Phylogenetic analysis of the 2010 outbreak samples identified the strain was similar to globally circulating G1P[8] strains, forming large diverse clusters with contemporary G1P[8] strains isolated from numerous countries. The outbreak strain shared the highest degree of genetic identity to G1P[8] strains circulating in Belgium in 2008 and 2009 for several genes. Individual genes also shared a high degree of genetic identity to G3P[8] strains isolated in America (2006–2009), Russia (2008) and a G1P[8] strain isolated in Thailand in 2010. Interestingly, the VP7 gene shared the highest genetic relatedness to a widely circulating gene identified in Hong Kong, Japan and China between 2004, 2006–2008 and 2010, as well as Belgium. The finding that the 2010 G1P[8] outbreak strain shared a higher degree of genetic relatedness to global strains than to previously characterized Australian G1P[8] strains suggests that this strain was recently introduced from a global population rather than evolving from an endemic Australian strain.

Rotarix® vaccine effectiveness (VE) has varied in Alice Springs during previous rotavirus outbreaks. During the 2009 G9P[8] outbreak, VE for two doses against all hospitalizations for gastroenteritis was 77.7% (95% confidence interval, 40.2%–91.7%).[44] A lower two-dose VE of 19% (95% confidence interval: −105%–68%) was observed during a 2009 G2P[4] outbreak.[45] While the VE in the current outbreak has not been determined, the identification of a homotypic G1P[8] strain among fully vaccinated individuals suggests a possibly reduced VE in this period. In 2010, the reported two-dose Rotarix® vaccine coverage in the Northern Territory was 78.4%, considerably lower than other Australian states (83.2%–88.0%), with only 71.1% of Indigenous infants vaccinated compared to 85.1% of non-Indigenous infants.[21,46] Vaccine coverage of children hospitalized with rotavirus gastroenteritis during the outbreak was low, with 50% of eligible infants vaccinated.

The overall efficacy of Rotarix® has been lower in South Africa and Malawi compared to European and Latin American studies, correlating with lower anti-rotavirus seroconversion and IgA titer following vaccination.[47,48] In addition, the homotypic and heterotypic immunity acquired following natural rotavirus infections is less in settings with a high disease burden and other comorbidities.[49] Several factors have been implicated in lower natural immunity and VE in these settings, including host characteristics such as poor nutritional status, underlying environmental enteropathy, and high maternal anti-rotavirus antibodies which might neutralize vaccine viruses. Among Indigenous infants in the Northern Territory, the burden of diarrheal disease is high, with admissions coded for enteric infections occurring at a rate 10-fold higher than among non-Indigenous infants.[50] It is possible that comorbidities present in the Northern Territory Indigenous population contributes to reduced immunological response following Rotarix® vaccination. Assessing rotavirus sera responses and IgA titer following vaccination may provide important insights into the effectiveness of Rotarix® in this population.

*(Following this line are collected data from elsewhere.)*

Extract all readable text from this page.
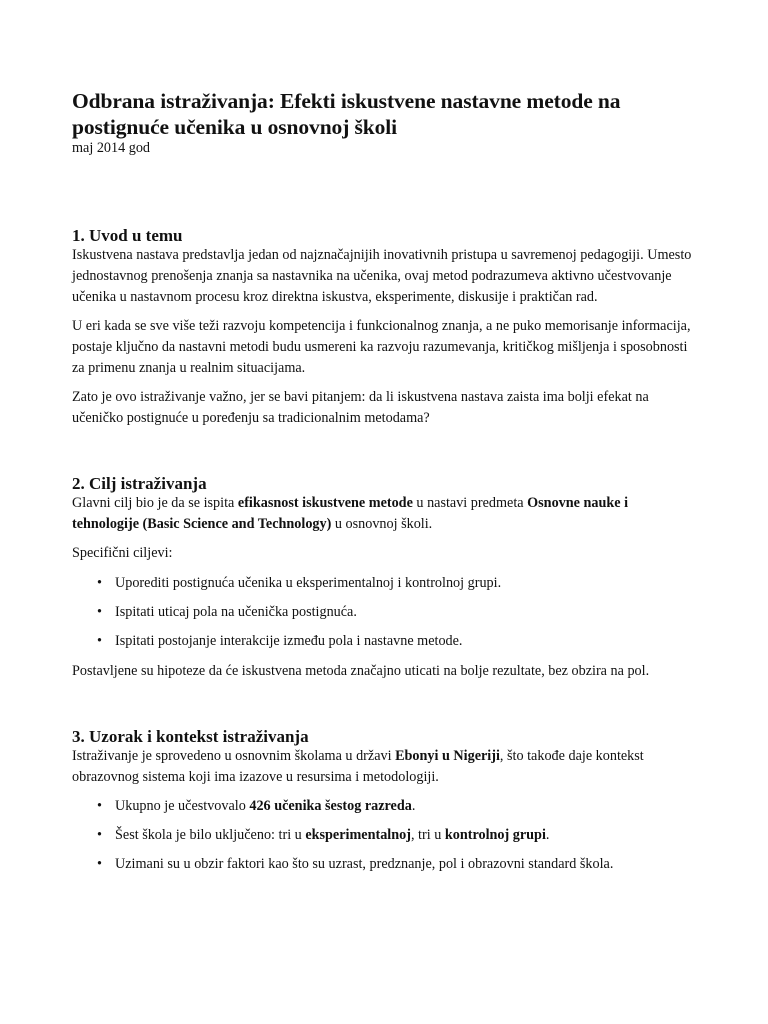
Odbrana istraživanja: Efekti iskustvene nastavne metode na postignuće učenika u osnovnoj školi

maj 2014 god

1. Uvod u temu

Iskustvena nastava predstavlja jedan od najznačajnijih inovativnih pristupa u savremenoj pedagogiji. Umesto jednostavnog prenošenja znanja sa nastavnika na učenika, ovaj metod podrazumeva aktivno učestvovanje učenika u nastavnom procesu kroz direktna iskustva, eksperimente, diskusije i praktičan rad.

U eri kada se sve više teži razvoju kompetencija i funkcionalnog znanja, a ne puko memorisanje informacija, postaje ključno da nastavni metodi budu usmereni ka razvoju razumevanja, kritičkog mišljenja i sposobnosti za primenu znanja u realnim situacijama.

Zato je ovo istraživanje važno, jer se bavi pitanjem: da li iskustvena nastava zaista ima bolji efekat na učeničko postignuće u poređenju sa tradicionalnim metodama?

2. Cilj istraživanja

Glavni cilj bio je da se ispita efikasnost iskustvene metode u nastavi predmeta Osnovne nauke i tehnologije (Basic Science and Technology) u osnovnoj školi.

Specifični ciljevi:

• Uporediti postignuća učenika u eksperimentalnoj i kontrolnoj grupi.
• Ispitati uticaj pola na učenička postignuća.
• Ispitati postojanje interakcije između pola i nastavne metode.

Postavljene su hipoteze da će iskustvena metoda značajno uticati na bolje rezultate, bez obzira na pol.

3. Uzorak i kontekst istraživanja

Istraživanje je sprovedeno u osnovnim školama u državi Ebonyi u Nigeriji, što takođe daje kontekst obrazovnog sistema koji ima izazove u resursima i metodologiji.

• Ukupno je učestvovalo 426 učenika šestog razreda.
• Šest škola je bilo uključeno: tri u eksperimentalnoj, tri u kontrolnoj grupi.
• Uzimani su u obzir faktori kao što su uzrast, predznanje, pol i obrazovni standard škola.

In conclusion, we characterized a G1P[8] rotavirus outbreak in Central Australia in the vaccine era. The G1P[8] outbreak strain exhibited high genetic relatedness to contemporary global strains and exhibited antigenic differences to the VP4 and VP7 proteins of Rotarix®. The outbreak was more likely the result of one or more factors including suboptimal vaccine uptake, low primary immune responses or waning immunity in this population rather than the circulation of a strain associated with increased pathogenicity or vaccine escape. This study emphasizes the need for continued surveillance of rotavirus strains to help guide current and future vaccination strategies.